Results in Engineering (Dec 2024)
Ensemble deep learning model for protein secondary structure prediction using NLP metrics and explainable AItest_secondary_structure_casp12
Abstract
Proteins are a major part of all living organisms, consisting of chains made from amino acids, and they perform various biological processes such as DNA replication, metabolism, or forming cell structure. Detecting accurate protein structures is fundamental to understanding their functions. Advances in deep learning (DL), artificial intelligence, and similar technologies have transformed computational biology. AlphaFold and RoseTTAFold are examples of AI models greatly outperforming traditional methods to predict 3D protein structures with very high accuracy.
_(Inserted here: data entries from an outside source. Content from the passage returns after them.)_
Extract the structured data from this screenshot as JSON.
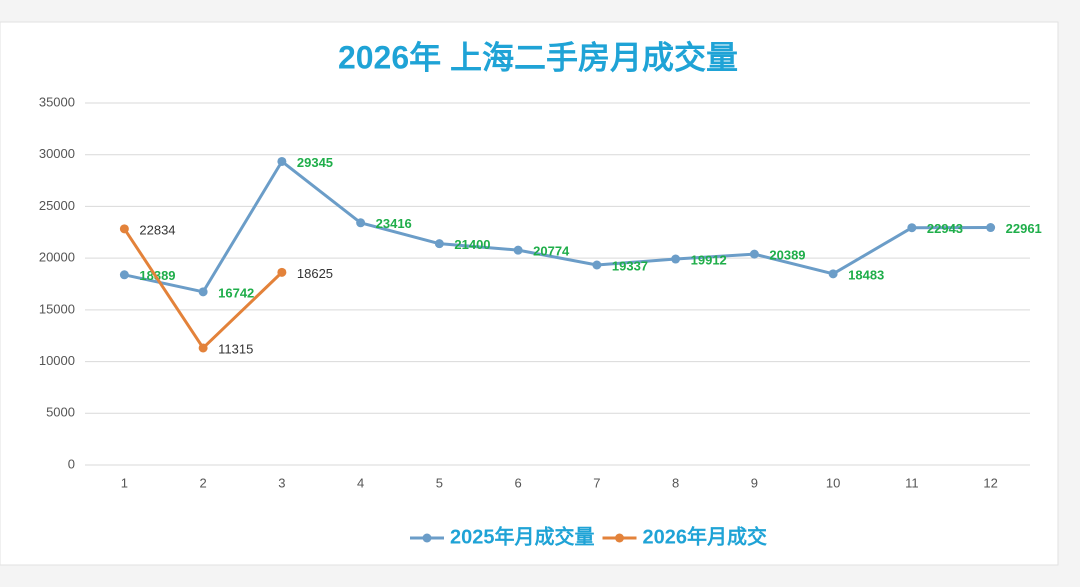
{
  "chart_data": {
    "type": "line",
    "title": "2026年 上海二手房月成交量",
    "categories": [
      "1",
      "2",
      "3",
      "4",
      "5",
      "6",
      "7",
      "8",
      "9",
      "10",
      "11",
      "12"
    ],
    "series": [
      {
        "name": "2025年月成交量",
        "color": "#6b9dc8",
        "label_color": "#1fae4a",
        "values": [
          18389,
          16742,
          29345,
          23416,
          21400,
          20774,
          19337,
          19912,
          20389,
          18483,
          22943,
          22961
        ]
      },
      {
        "name": "2026年月成交",
        "color": "#e3823a",
        "label_color": "#333333",
        "values": [
          22834,
          11315,
          18625,
          null,
          null,
          null,
          null,
          null,
          null,
          null,
          null,
          null
        ]
      }
    ],
    "ylim": [
      0,
      35000
    ],
    "yticks": [
      0,
      5000,
      10000,
      15000,
      20000,
      25000,
      30000,
      35000
    ],
    "grid": true
  }
}
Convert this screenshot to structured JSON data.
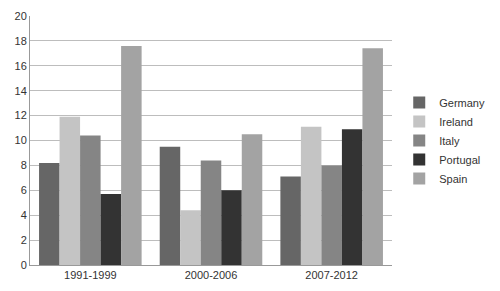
{
  "chart_data": {
    "type": "bar",
    "categories": [
      "1991-1999",
      "2000-2006",
      "2007-2012"
    ],
    "series": [
      {
        "name": "Germany",
        "color": "#666666",
        "values": [
          8.2,
          9.5,
          7.1
        ]
      },
      {
        "name": "Ireland",
        "color": "#c4c4c4",
        "values": [
          11.9,
          4.4,
          11.1
        ]
      },
      {
        "name": "Italy",
        "color": "#858585",
        "values": [
          10.4,
          8.4,
          8.0
        ]
      },
      {
        "name": "Portugal",
        "color": "#333333",
        "values": [
          5.7,
          6.0,
          10.9
        ]
      },
      {
        "name": "Spain",
        "color": "#a3a3a3",
        "values": [
          17.6,
          10.5,
          17.4
        ]
      }
    ],
    "ylim": [
      0,
      20
    ],
    "yticks": [
      0,
      2,
      4,
      6,
      8,
      10,
      12,
      14,
      16,
      18,
      20
    ],
    "grid": true,
    "legend": "right"
  }
}
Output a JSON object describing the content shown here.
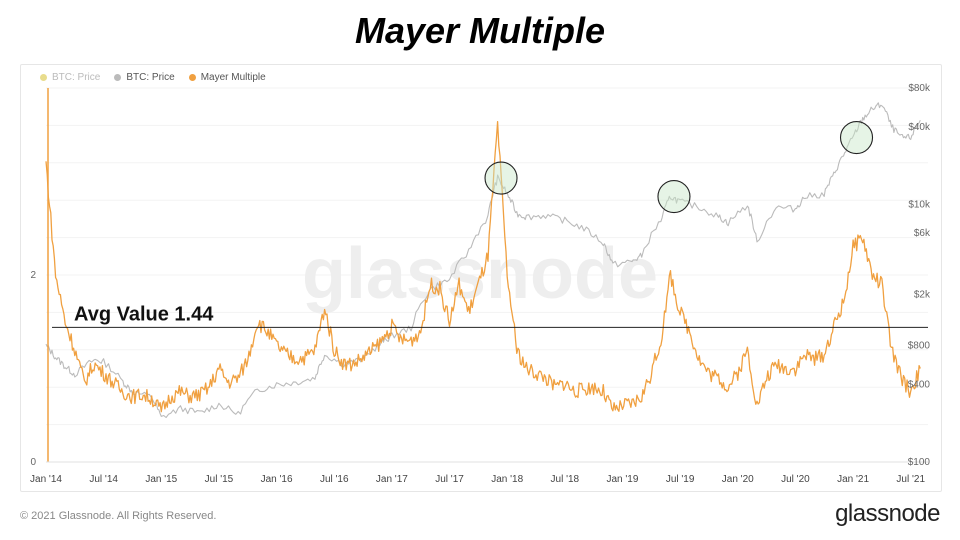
{
  "title": "Mayer Multiple",
  "legend": [
    {
      "label": "BTC: Price",
      "color": "#e8dc8c",
      "muted": true
    },
    {
      "label": "BTC: Price",
      "color": "#bbbbbb",
      "muted": false
    },
    {
      "label": "Mayer Multiple",
      "color": "#f0a040",
      "muted": false
    }
  ],
  "watermark": "glassnode",
  "footer": {
    "copyright": "© 2021 Glassnode. All Rights Reserved.",
    "logo": "glassnode"
  },
  "chart_data": {
    "type": "line",
    "x_ticks": [
      "Jan '14",
      "Jul '14",
      "Jan '15",
      "Jul '15",
      "Jan '16",
      "Jul '16",
      "Jan '17",
      "Jul '17",
      "Jan '18",
      "Jul '18",
      "Jan '19",
      "Jul '19",
      "Jan '20",
      "Jul '20",
      "Jan '21",
      "Jul '21"
    ],
    "y_left_ticks": [
      "0",
      "2"
    ],
    "y_left_range": [
      0,
      4
    ],
    "y_right_ticks": [
      "$100",
      "$400",
      "$800",
      "$2k",
      "$6k",
      "$10k",
      "$40k",
      "$80k"
    ],
    "y_right_scale": "log",
    "y_right_range": [
      100,
      80000
    ],
    "average_line": {
      "value": 1.44,
      "label": "Avg Value 1.44"
    },
    "highlight_circles": [
      "Dec 2017",
      "Jun 2019",
      "Jan 2021"
    ],
    "series": [
      {
        "name": "BTC: Price",
        "color": "#bbbbbb",
        "axis": "right",
        "points": [
          [
            "2014-01",
            800
          ],
          [
            "2014-02",
            650
          ],
          [
            "2014-03",
            550
          ],
          [
            "2014-04",
            480
          ],
          [
            "2014-06",
            620
          ],
          [
            "2014-07",
            600
          ],
          [
            "2014-09",
            420
          ],
          [
            "2014-10",
            350
          ],
          [
            "2014-12",
            320
          ],
          [
            "2015-01",
            220
          ],
          [
            "2015-03",
            260
          ],
          [
            "2015-05",
            240
          ],
          [
            "2015-07",
            280
          ],
          [
            "2015-09",
            235
          ],
          [
            "2015-11",
            360
          ],
          [
            "2016-01",
            400
          ],
          [
            "2016-03",
            415
          ],
          [
            "2016-05",
            450
          ],
          [
            "2016-06",
            680
          ],
          [
            "2016-08",
            575
          ],
          [
            "2016-10",
            630
          ],
          [
            "2016-12",
            850
          ],
          [
            "2017-01",
            950
          ],
          [
            "2017-03",
            1100
          ],
          [
            "2017-05",
            2200
          ],
          [
            "2017-07",
            2600
          ],
          [
            "2017-09",
            4300
          ],
          [
            "2017-11",
            8000
          ],
          [
            "2017-12",
            16000
          ],
          [
            "2018-01",
            12000
          ],
          [
            "2018-02",
            8500
          ],
          [
            "2018-03",
            8000
          ],
          [
            "2018-05",
            8200
          ],
          [
            "2018-07",
            7500
          ],
          [
            "2018-09",
            6500
          ],
          [
            "2018-11",
            5000
          ],
          [
            "2018-12",
            3400
          ],
          [
            "2019-02",
            3600
          ],
          [
            "2019-03",
            4000
          ],
          [
            "2019-05",
            7500
          ],
          [
            "2019-06",
            11500
          ],
          [
            "2019-07",
            10500
          ],
          [
            "2019-09",
            9500
          ],
          [
            "2019-11",
            8000
          ],
          [
            "2019-12",
            7200
          ],
          [
            "2020-02",
            9800
          ],
          [
            "2020-03",
            5000
          ],
          [
            "2020-05",
            9500
          ],
          [
            "2020-07",
            9200
          ],
          [
            "2020-08",
            11500
          ],
          [
            "2020-10",
            12000
          ],
          [
            "2020-11",
            17000
          ],
          [
            "2020-12",
            24000
          ],
          [
            "2021-01",
            33000
          ],
          [
            "2021-02",
            46000
          ],
          [
            "2021-03",
            55000
          ],
          [
            "2021-04",
            60000
          ],
          [
            "2021-05",
            40000
          ],
          [
            "2021-06",
            33000
          ],
          [
            "2021-07",
            33000
          ],
          [
            "2021-08",
            45000
          ]
        ]
      },
      {
        "name": "Mayer Multiple",
        "color": "#f0a040",
        "axis": "left",
        "points": [
          [
            "2014-01",
            3.2
          ],
          [
            "2014-02",
            2.0
          ],
          [
            "2014-03",
            1.5
          ],
          [
            "2014-04",
            1.2
          ],
          [
            "2014-05",
            0.85
          ],
          [
            "2014-06",
            1.05
          ],
          [
            "2014-07",
            0.95
          ],
          [
            "2014-08",
            0.85
          ],
          [
            "2014-09",
            0.75
          ],
          [
            "2014-10",
            0.7
          ],
          [
            "2014-11",
            0.72
          ],
          [
            "2014-12",
            0.68
          ],
          [
            "2015-01",
            0.55
          ],
          [
            "2015-02",
            0.7
          ],
          [
            "2015-03",
            0.75
          ],
          [
            "2015-04",
            0.7
          ],
          [
            "2015-05",
            0.72
          ],
          [
            "2015-06",
            0.8
          ],
          [
            "2015-07",
            1.0
          ],
          [
            "2015-08",
            0.85
          ],
          [
            "2015-09",
            0.9
          ],
          [
            "2015-10",
            1.1
          ],
          [
            "2015-11",
            1.5
          ],
          [
            "2015-12",
            1.4
          ],
          [
            "2016-01",
            1.25
          ],
          [
            "2016-02",
            1.15
          ],
          [
            "2016-03",
            1.1
          ],
          [
            "2016-04",
            1.12
          ],
          [
            "2016-05",
            1.2
          ],
          [
            "2016-06",
            1.65
          ],
          [
            "2016-07",
            1.2
          ],
          [
            "2016-08",
            1.05
          ],
          [
            "2016-09",
            1.05
          ],
          [
            "2016-10",
            1.12
          ],
          [
            "2016-11",
            1.2
          ],
          [
            "2016-12",
            1.3
          ],
          [
            "2017-01",
            1.45
          ],
          [
            "2017-02",
            1.3
          ],
          [
            "2017-03",
            1.3
          ],
          [
            "2017-04",
            1.4
          ],
          [
            "2017-05",
            1.9
          ],
          [
            "2017-06",
            1.85
          ],
          [
            "2017-07",
            1.5
          ],
          [
            "2017-08",
            1.9
          ],
          [
            "2017-09",
            1.6
          ],
          [
            "2017-10",
            1.9
          ],
          [
            "2017-11",
            2.2
          ],
          [
            "2017-12",
            3.6
          ],
          [
            "2018-01",
            2.0
          ],
          [
            "2018-02",
            1.2
          ],
          [
            "2018-03",
            1.0
          ],
          [
            "2018-04",
            0.95
          ],
          [
            "2018-05",
            0.9
          ],
          [
            "2018-06",
            0.8
          ],
          [
            "2018-07",
            0.85
          ],
          [
            "2018-08",
            0.75
          ],
          [
            "2018-09",
            0.78
          ],
          [
            "2018-10",
            0.8
          ],
          [
            "2018-11",
            0.75
          ],
          [
            "2018-12",
            0.55
          ],
          [
            "2019-01",
            0.6
          ],
          [
            "2019-02",
            0.62
          ],
          [
            "2019-03",
            0.7
          ],
          [
            "2019-04",
            0.95
          ],
          [
            "2019-05",
            1.3
          ],
          [
            "2019-06",
            2.0
          ],
          [
            "2019-07",
            1.6
          ],
          [
            "2019-08",
            1.4
          ],
          [
            "2019-09",
            1.1
          ],
          [
            "2019-10",
            0.95
          ],
          [
            "2019-11",
            0.9
          ],
          [
            "2019-12",
            0.8
          ],
          [
            "2020-01",
            0.95
          ],
          [
            "2020-02",
            1.2
          ],
          [
            "2020-03",
            0.6
          ],
          [
            "2020-04",
            0.9
          ],
          [
            "2020-05",
            1.05
          ],
          [
            "2020-06",
            1.0
          ],
          [
            "2020-07",
            1.0
          ],
          [
            "2020-08",
            1.15
          ],
          [
            "2020-09",
            1.1
          ],
          [
            "2020-10",
            1.15
          ],
          [
            "2020-11",
            1.45
          ],
          [
            "2020-12",
            1.7
          ],
          [
            "2021-01",
            2.3
          ],
          [
            "2021-02",
            2.4
          ],
          [
            "2021-03",
            2.0
          ],
          [
            "2021-04",
            1.9
          ],
          [
            "2021-05",
            1.2
          ],
          [
            "2021-06",
            0.9
          ],
          [
            "2021-07",
            0.75
          ],
          [
            "2021-08",
            1.0
          ]
        ]
      }
    ]
  }
}
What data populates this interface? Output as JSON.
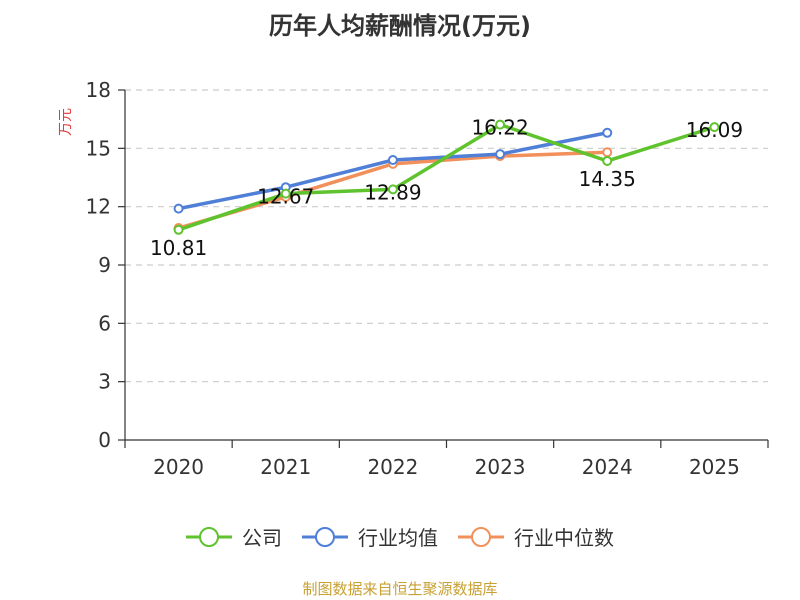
{
  "chart_data": {
    "type": "line",
    "title": "历年人均薪酬情况(万元)",
    "ylabel": "万元",
    "xlabel": "",
    "categories": [
      "2020",
      "2021",
      "2022",
      "2023",
      "2024",
      "2025"
    ],
    "ylim": [
      0,
      18
    ],
    "yticks": [
      0,
      3,
      6,
      9,
      12,
      15,
      18
    ],
    "grid": true,
    "legend_position": "bottom",
    "series": [
      {
        "name": "公司",
        "color": "#5ec32d",
        "values": [
          10.81,
          12.67,
          12.89,
          16.22,
          14.35,
          16.09
        ],
        "labels": [
          "10.81",
          "12.67",
          "12.89",
          "16.22",
          "14.35",
          "16.09"
        ]
      },
      {
        "name": "行业均值",
        "color": "#4f7fd6",
        "values": [
          11.9,
          13.0,
          14.4,
          14.7,
          15.8,
          null
        ]
      },
      {
        "name": "行业中位数",
        "color": "#f2905b",
        "values": [
          10.9,
          12.5,
          14.2,
          14.6,
          14.8,
          null
        ]
      }
    ]
  },
  "source_note": "制图数据来自恒生聚源数据库",
  "colors": {
    "ylabel": "#e03c3c",
    "source_note": "#c8a033",
    "grid": "#cccccc",
    "axis": "#333333"
  }
}
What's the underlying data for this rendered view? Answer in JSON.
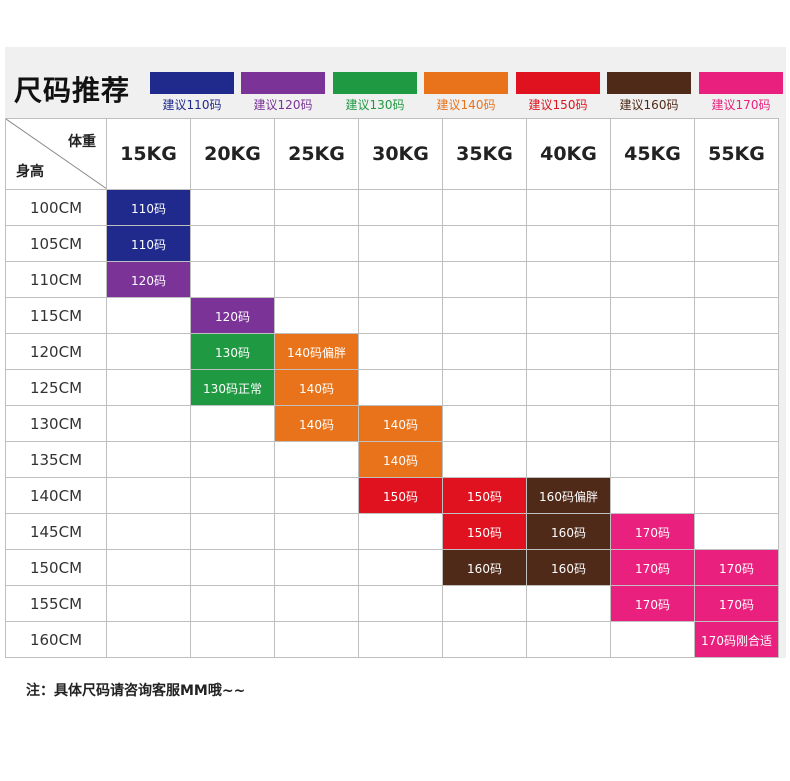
{
  "title": "尺码推荐",
  "legend": [
    {
      "label": "建议110码",
      "color": "#1f2a8c"
    },
    {
      "label": "建议120码",
      "color": "#7b3398"
    },
    {
      "label": "建议130码",
      "color": "#1f9a43"
    },
    {
      "label": "建议140码",
      "color": "#e8731a"
    },
    {
      "label": "建议150码",
      "color": "#e0121f"
    },
    {
      "label": "建议160码",
      "color": "#4f2a18"
    },
    {
      "label": "建议170码",
      "color": "#e9207e"
    }
  ],
  "corner": {
    "weight_label": "体重",
    "height_label": "身高"
  },
  "weights": [
    "15KG",
    "20KG",
    "25KG",
    "30KG",
    "35KG",
    "40KG",
    "45KG",
    "55KG"
  ],
  "rows": [
    {
      "height": "100CM",
      "cells": [
        [
          "110码",
          0
        ],
        null,
        null,
        null,
        null,
        null,
        null,
        null
      ]
    },
    {
      "height": "105CM",
      "cells": [
        [
          "110码",
          0
        ],
        null,
        null,
        null,
        null,
        null,
        null,
        null
      ]
    },
    {
      "height": "110CM",
      "cells": [
        [
          "120码",
          1
        ],
        null,
        null,
        null,
        null,
        null,
        null,
        null
      ]
    },
    {
      "height": "115CM",
      "cells": [
        null,
        [
          "120码",
          1
        ],
        null,
        null,
        null,
        null,
        null,
        null
      ]
    },
    {
      "height": "120CM",
      "cells": [
        null,
        [
          "130码",
          2
        ],
        [
          "140码偏胖",
          3
        ],
        null,
        null,
        null,
        null,
        null
      ]
    },
    {
      "height": "125CM",
      "cells": [
        null,
        [
          "130码正常",
          2
        ],
        [
          "140码",
          3
        ],
        null,
        null,
        null,
        null,
        null
      ]
    },
    {
      "height": "130CM",
      "cells": [
        null,
        null,
        [
          "140码",
          3
        ],
        [
          "140码",
          3
        ],
        null,
        null,
        null,
        null
      ]
    },
    {
      "height": "135CM",
      "cells": [
        null,
        null,
        null,
        [
          "140码",
          3
        ],
        null,
        null,
        null,
        null
      ]
    },
    {
      "height": "140CM",
      "cells": [
        null,
        null,
        null,
        [
          "150码",
          4
        ],
        [
          "150码",
          4
        ],
        [
          "160码偏胖",
          5
        ],
        null,
        null
      ]
    },
    {
      "height": "145CM",
      "cells": [
        null,
        null,
        null,
        null,
        [
          "150码",
          4
        ],
        [
          "160码",
          5
        ],
        [
          "170码",
          6
        ],
        null
      ]
    },
    {
      "height": "150CM",
      "cells": [
        null,
        null,
        null,
        null,
        [
          "160码",
          5
        ],
        [
          "160码",
          5
        ],
        [
          "170码",
          6
        ],
        [
          "170码",
          6
        ]
      ]
    },
    {
      "height": "155CM",
      "cells": [
        null,
        null,
        null,
        null,
        null,
        null,
        [
          "170码",
          6
        ],
        [
          "170码",
          6
        ]
      ]
    },
    {
      "height": "160CM",
      "cells": [
        null,
        null,
        null,
        null,
        null,
        null,
        null,
        [
          "170码刚合适",
          6
        ]
      ]
    }
  ],
  "note": "注：具体尺码请咨询客服MM哦~~"
}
This study builds on the progress, using an ensemble deep learning model for protein secondary structure prediction. When it came to training and validation, the ensemble model outscored the individual models with the best accuracy (94.41%) and the lowest validation loss (0.1585). Since it maintains the structural integrity of protein sequences, the ROUGE-L score, which is widely used in natural language processing (NLP), works well for protein sequence evaluation. This integrates NLP methods with bioinformatics. Model predictions were made more interpretable by utilizing explainable AI approaches like integrated gradients and LIME, which shed light on the characteristics that affect protein shape. By using this method, biases are lessened, and a greater comprehension of the biological connections between protein shapes and sequences is provided.